X_train_processed shape: (26048, 22)
X_test_processed shape: (6513, 22)


In [37]:
# 1. Get feature names from the OneHotEncoder (for categorical columns)
# The preprocessor's 'cat' step is the OneHotEncoder.
feature_names_cat = preprocessor.named_transformers_['cat'].get_feature_names_out(categorical_cols).tolist()

# 2. Combine all feature names
# Remember the numerical columns are preserved
final_feature_names = numerical_cols + feature_names_cat

# 3. Convert the NumPy arrays back to pandas DataFrames
X_train_df = pd.DataFrame(X_train, columns=final_feature_names)
X_test_df = pd.DataFrame(X_test, columns=final_feature_names)

# Add the target variable (y) back to the DataFrames
X_train_df['income'] = y_train.reset_index(drop=True)
X_test_df['income'] = y_test.reset_index(drop=True)

print(f"Total features created: {len(final_feature_names)}")

Total features created: 22


In [38]:
# Save the processed training data
X_train_df.to_csv('train.csv', index=False)

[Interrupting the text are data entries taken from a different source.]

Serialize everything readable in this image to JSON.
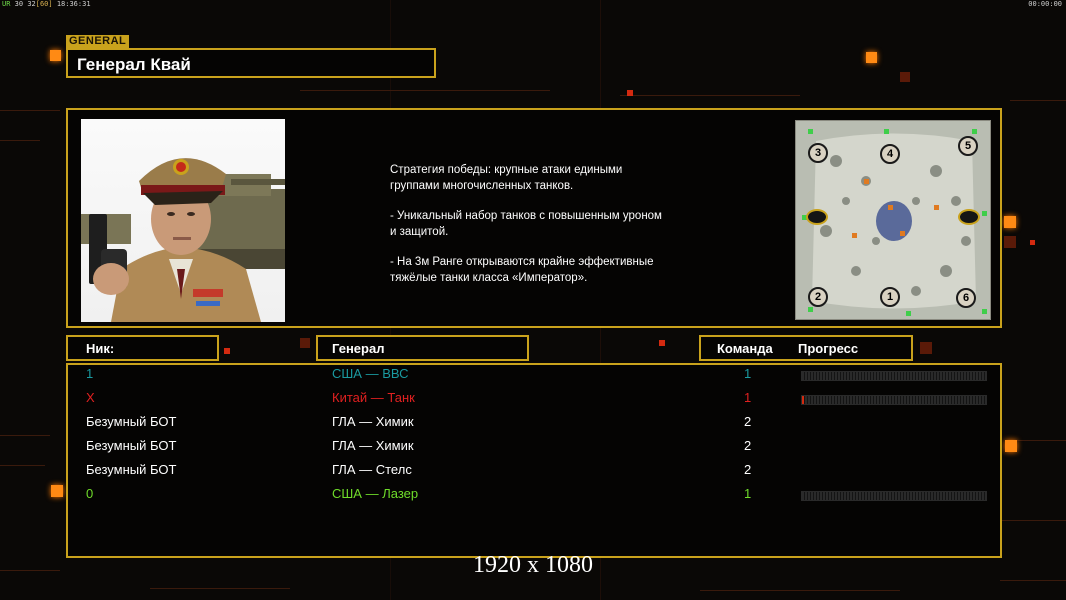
{
  "topbar": {
    "left_prefix": "UR",
    "fps_a": "30",
    "fps_b": "32",
    "fps_c": "[60]",
    "clock": "18:36:31",
    "right_clock": "00:00:00"
  },
  "general": {
    "tag": "GENERAL",
    "name": "Генерал Квай",
    "description": [
      "Стратегия победы: крупные атаки едиными\n группами многочисленных танков.",
      "- Уникальный набор танков с повышенным уроном\n и защитой.",
      "- На 3м Ранге открываются крайне эффективные\n тяжёлые танки класса «Император»."
    ]
  },
  "minimap": {
    "spawns": [
      "3",
      "4",
      "5",
      "2",
      "1",
      "6"
    ]
  },
  "table": {
    "headers": {
      "nick": "Ник:",
      "general": "Генерал",
      "team": "Команда",
      "progress": "Прогресс"
    },
    "rows": [
      {
        "nick": "1",
        "general": "США — ВВС",
        "team": "1",
        "color": "#1a9aa0",
        "progress": 0
      },
      {
        "nick": "X",
        "general": "Китай — Танк",
        "team": "1",
        "color": "#e02020",
        "progress": 0.01
      },
      {
        "nick": "Безумный БОТ",
        "general": "ГЛА — Химик",
        "team": "2",
        "color": "#ffffff"
      },
      {
        "nick": "Безумный БОТ",
        "general": "ГЛА — Химик",
        "team": "2",
        "color": "#ffffff"
      },
      {
        "nick": "Безумный БОТ",
        "general": "ГЛА — Стелс",
        "team": "2",
        "color": "#ffffff"
      },
      {
        "nick": "0",
        "general": "США — Лазер",
        "team": "1",
        "color": "#6fdc2a",
        "progress": 0
      }
    ]
  },
  "resolution": "1920 x 1080",
  "colors": {
    "frame": "#c9a21c",
    "accent": "#ff8a14"
  }
}
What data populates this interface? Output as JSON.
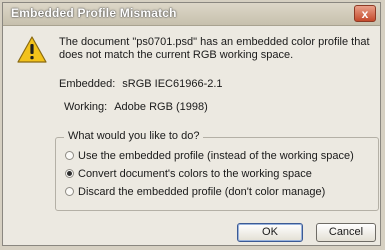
{
  "dialog": {
    "title": "Embedded Profile Mismatch",
    "close_glyph": "x",
    "message": "The document \"ps0701.psd\" has an embedded color profile that does not match the current RGB working space.",
    "icon": "warning-icon"
  },
  "profiles": {
    "embedded_label": "Embedded:",
    "embedded_value": "sRGB IEC61966-2.1",
    "working_label": "Working:",
    "working_value": "Adobe RGB (1998)"
  },
  "options": {
    "legend": "What would you like to do?",
    "items": [
      {
        "label": "Use the embedded profile (instead of the working space)",
        "selected": false
      },
      {
        "label": "Convert document's colors to the working space",
        "selected": true
      },
      {
        "label": "Discard the embedded profile (don't color manage)",
        "selected": false
      }
    ]
  },
  "buttons": {
    "ok_label": "OK",
    "cancel_label": "Cancel"
  },
  "colors": {
    "warning_fill": "#f2c21b",
    "close_button": "#c44a2c"
  }
}
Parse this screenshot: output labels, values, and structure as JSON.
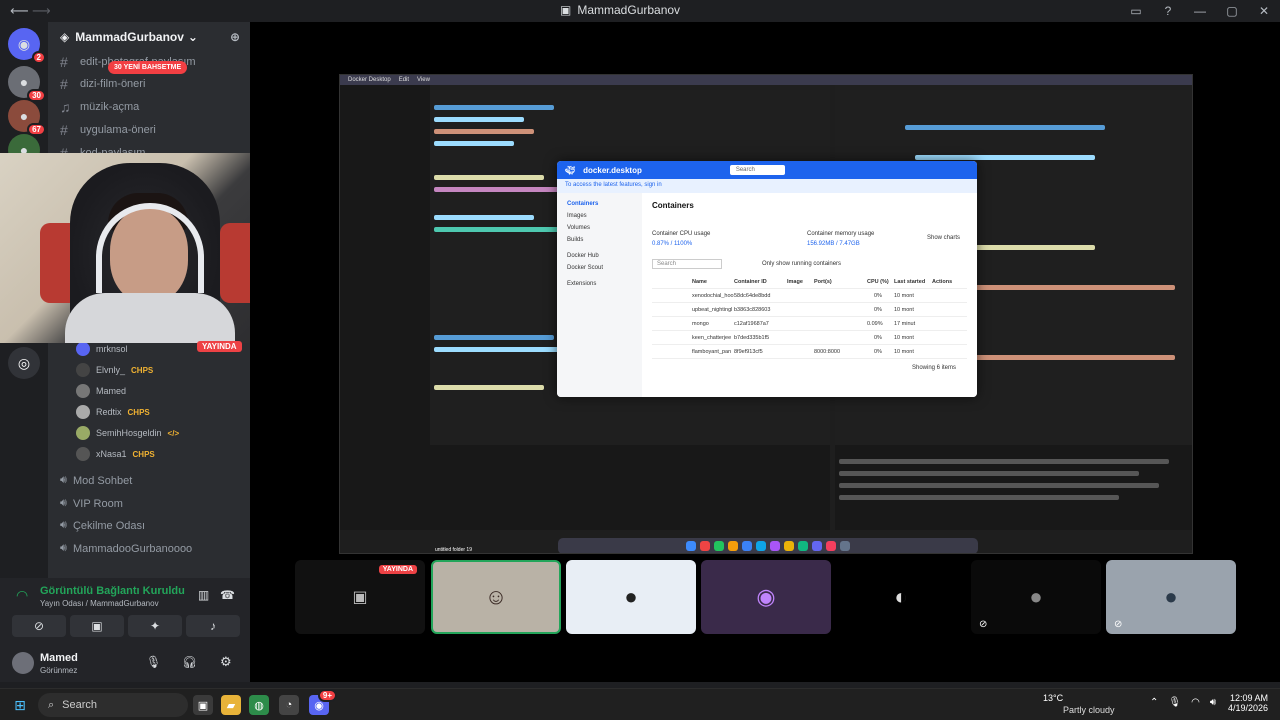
{
  "window": {
    "title": "MammadGurbanov"
  },
  "server": {
    "name": "MammadGurbanov",
    "new_messages": "30 YENİ BAHSETME"
  },
  "rail_badges": [
    "2",
    "30",
    "67",
    "20"
  ],
  "text_channels": [
    {
      "label": "edit-photograf-paylaşım",
      "icon": "hash-icon"
    },
    {
      "label": "dizi-film-öneri",
      "icon": "hash-icon"
    },
    {
      "label": "müzik-açma",
      "icon": "headphones-icon"
    },
    {
      "label": "uygulama-öneri",
      "icon": "hash-icon"
    },
    {
      "label": "kod-paylaşım",
      "icon": "hash-icon"
    }
  ],
  "voice_members": [
    {
      "name": "mrknsol",
      "live": "YAYINDA"
    },
    {
      "name": "Elvnly_",
      "badge": "CHPS"
    },
    {
      "name": "Mamed",
      "badge": ""
    },
    {
      "name": "Redtix",
      "badge": "CHPS"
    },
    {
      "name": "SemihHosgeldin",
      "badge": "</>"
    },
    {
      "name": "xNasa1",
      "badge": "CHPS"
    }
  ],
  "voice_channels": [
    {
      "label": "Mod Sohbet"
    },
    {
      "label": "VIP Room"
    },
    {
      "label": "Çekilme Odası"
    },
    {
      "label": "MammadooGurbanoooo"
    }
  ],
  "voice_panel": {
    "status": "Görüntülü Bağlantı Kuruldu",
    "sub": "Yayın Odası / MammadGurbanov"
  },
  "user": {
    "name": "Mamed",
    "status": "Görünmez"
  },
  "shared_screen": {
    "menu": [
      "Docker Desktop",
      "Edit",
      "View"
    ],
    "docker": {
      "brand": "docker.desktop",
      "search": "Search",
      "banner": "To access the latest features, sign in",
      "sidebar": [
        "Containers",
        "Images",
        "Volumes",
        "Builds",
        "Docker Hub",
        "Docker Scout",
        "Extensions"
      ],
      "heading": "Containers",
      "cpu_label": "Container CPU usage",
      "cpu_value": "0.87% / 1100%",
      "mem_label": "Container memory usage",
      "mem_value": "156.92MB / 7.47GB",
      "show_charts": "Show charts",
      "only_running": "Only show running containers",
      "columns": [
        "Name",
        "Container ID",
        "Image",
        "Port(s)",
        "CPU (%)",
        "Last started",
        "Actions"
      ],
      "rows": [
        {
          "name": "xenodochial_hoo",
          "id": "58dc64de8bdd",
          "cpu": "0%",
          "last": "10 mont"
        },
        {
          "name": "upbeat_nightingl",
          "id": "b3863c828603",
          "cpu": "0%",
          "last": "10 mont"
        },
        {
          "name": "mongo",
          "id": "c12af19687a7",
          "cpu": "0.09%",
          "last": "17 minut"
        },
        {
          "name": "keen_chatterjee",
          "id": "b7ded335b1f5",
          "cpu": "0%",
          "last": "10 mont"
        },
        {
          "name": "flamboyant_pan",
          "id": "8f9ef913cf5",
          "port": "8000:8000",
          "cpu": "0%",
          "last": "10 mont"
        }
      ],
      "footer": "Showing 6 items"
    },
    "folder_label": "untitled folder 19"
  },
  "tiles": [
    {
      "live": "YAYINDA"
    },
    {},
    {},
    {},
    {},
    {},
    {}
  ],
  "taskbar": {
    "search": "Search",
    "discord_badge": "9+",
    "temperature": "13°C",
    "weather": "Partly cloudy",
    "time": "12:09 AM",
    "date": "4/19/2026"
  },
  "colors": {
    "discord_bg": "#1e1f22",
    "accent_red": "#ed4245",
    "green": "#23a55a"
  }
}
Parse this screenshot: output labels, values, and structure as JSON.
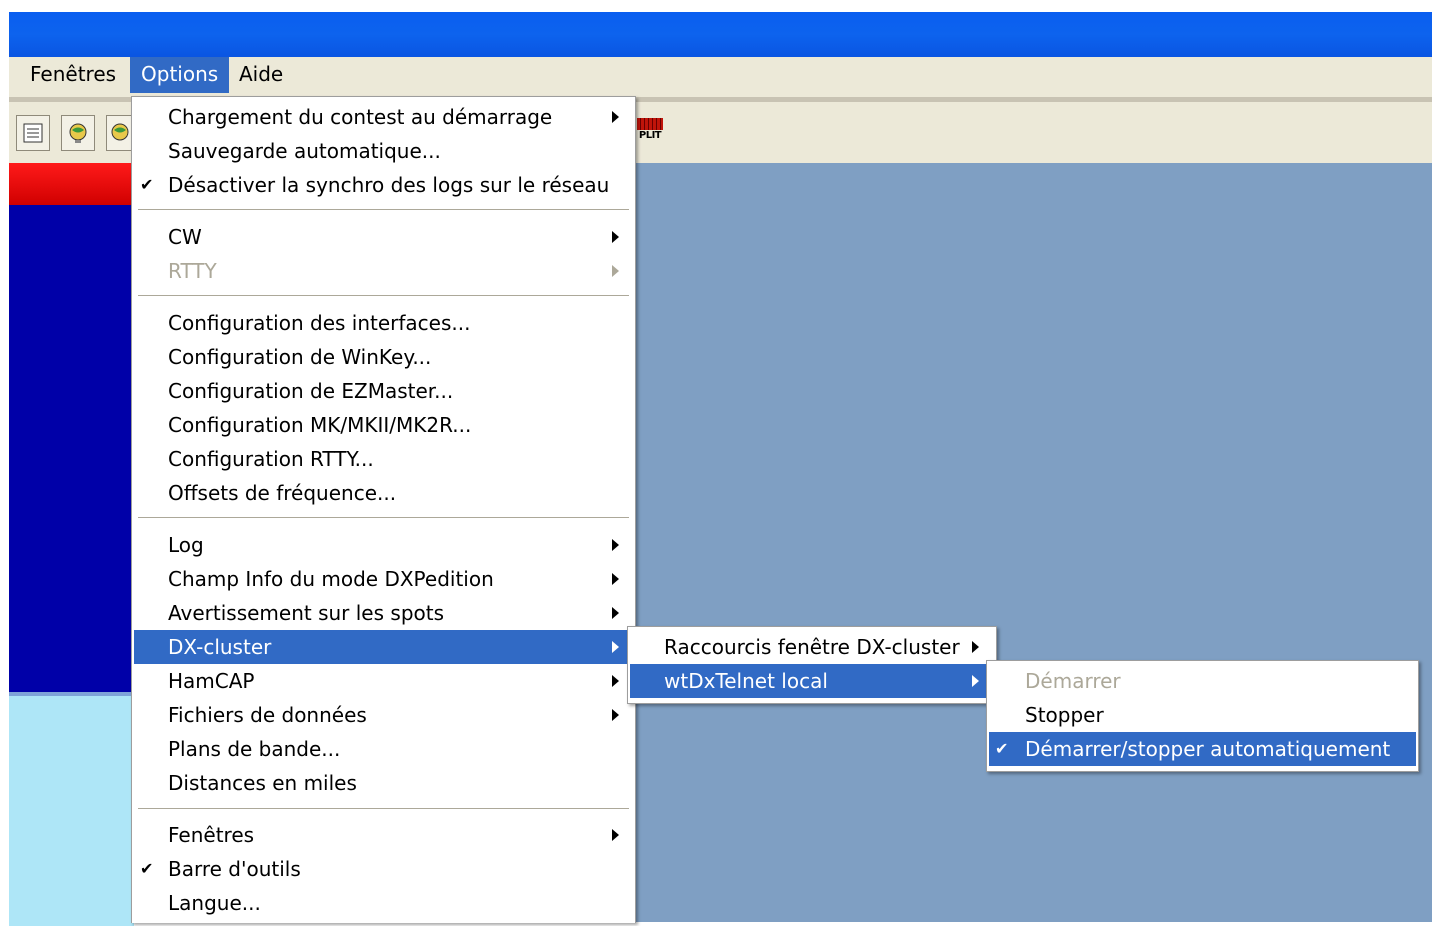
{
  "menubar": {
    "items": [
      "Fenêtres",
      "Options",
      "Aide"
    ]
  },
  "toolbar": {
    "split_label": "PLIT"
  },
  "options_menu": {
    "group1": [
      {
        "label": "Chargement du contest au démarrage",
        "submenu": true,
        "checked": false
      },
      {
        "label": "Sauvegarde automatique...",
        "submenu": false,
        "checked": false
      },
      {
        "label": "Désactiver la synchro des logs sur le réseau",
        "submenu": false,
        "checked": true
      }
    ],
    "group2": [
      {
        "label": "CW",
        "submenu": true
      },
      {
        "label": "RTTY",
        "submenu": true,
        "disabled": true
      }
    ],
    "group3": [
      {
        "label": "Configuration des interfaces..."
      },
      {
        "label": "Configuration de WinKey..."
      },
      {
        "label": "Configuration de EZMaster..."
      },
      {
        "label": "Configuration MK/MKII/MK2R..."
      },
      {
        "label": "Configuration RTTY..."
      },
      {
        "label": "Offsets de fréquence..."
      }
    ],
    "group4": [
      {
        "label": "Log",
        "submenu": true
      },
      {
        "label": "Champ Info du mode DXPedition",
        "submenu": true
      },
      {
        "label": "Avertissement sur les spots",
        "submenu": true
      },
      {
        "label": "DX-cluster",
        "submenu": true,
        "highlighted": true
      },
      {
        "label": "HamCAP",
        "submenu": true
      },
      {
        "label": "Fichiers de données",
        "submenu": true
      },
      {
        "label": "Plans de bande..."
      },
      {
        "label": "Distances en miles"
      }
    ],
    "group5": [
      {
        "label": "Fenêtres",
        "submenu": true
      },
      {
        "label": "Barre d'outils",
        "checked": true
      },
      {
        "label": "Langue..."
      }
    ]
  },
  "dxcluster_submenu": {
    "items": [
      {
        "label": "Raccourcis fenêtre DX-cluster",
        "submenu": true
      },
      {
        "label": "wtDxTelnet local",
        "submenu": true,
        "highlighted": true
      }
    ]
  },
  "telnet_submenu": {
    "items": [
      {
        "label": "Démarrer",
        "disabled": true
      },
      {
        "label": "Stopper"
      },
      {
        "label": "Démarrer/stopper automatiquement",
        "checked": true,
        "highlighted": true
      }
    ]
  },
  "glyphs": {
    "check": "✔"
  },
  "colors": {
    "highlight": "#316ac5",
    "workarea": "#7f9fc3",
    "titlebar": "#0a5ef0"
  }
}
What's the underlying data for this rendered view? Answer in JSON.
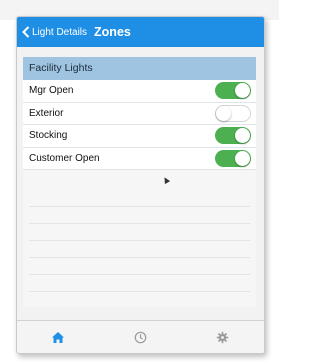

# Save the processed testing data
X_test_df.to_csv('test.csv', index=False)

print("\n--- Saving Complete ---")
print("Saved training features and target to: train.csv")
print("Saved testing features and target to: test.csv")
print("You can now load these CSV files directly for future model training.")


--- Saving Complete ---
Saved training features and target to: census_train_processed.csv
Saved testing features and target to: census_test_processed.csv
You can now load these CSV files directly for future model training.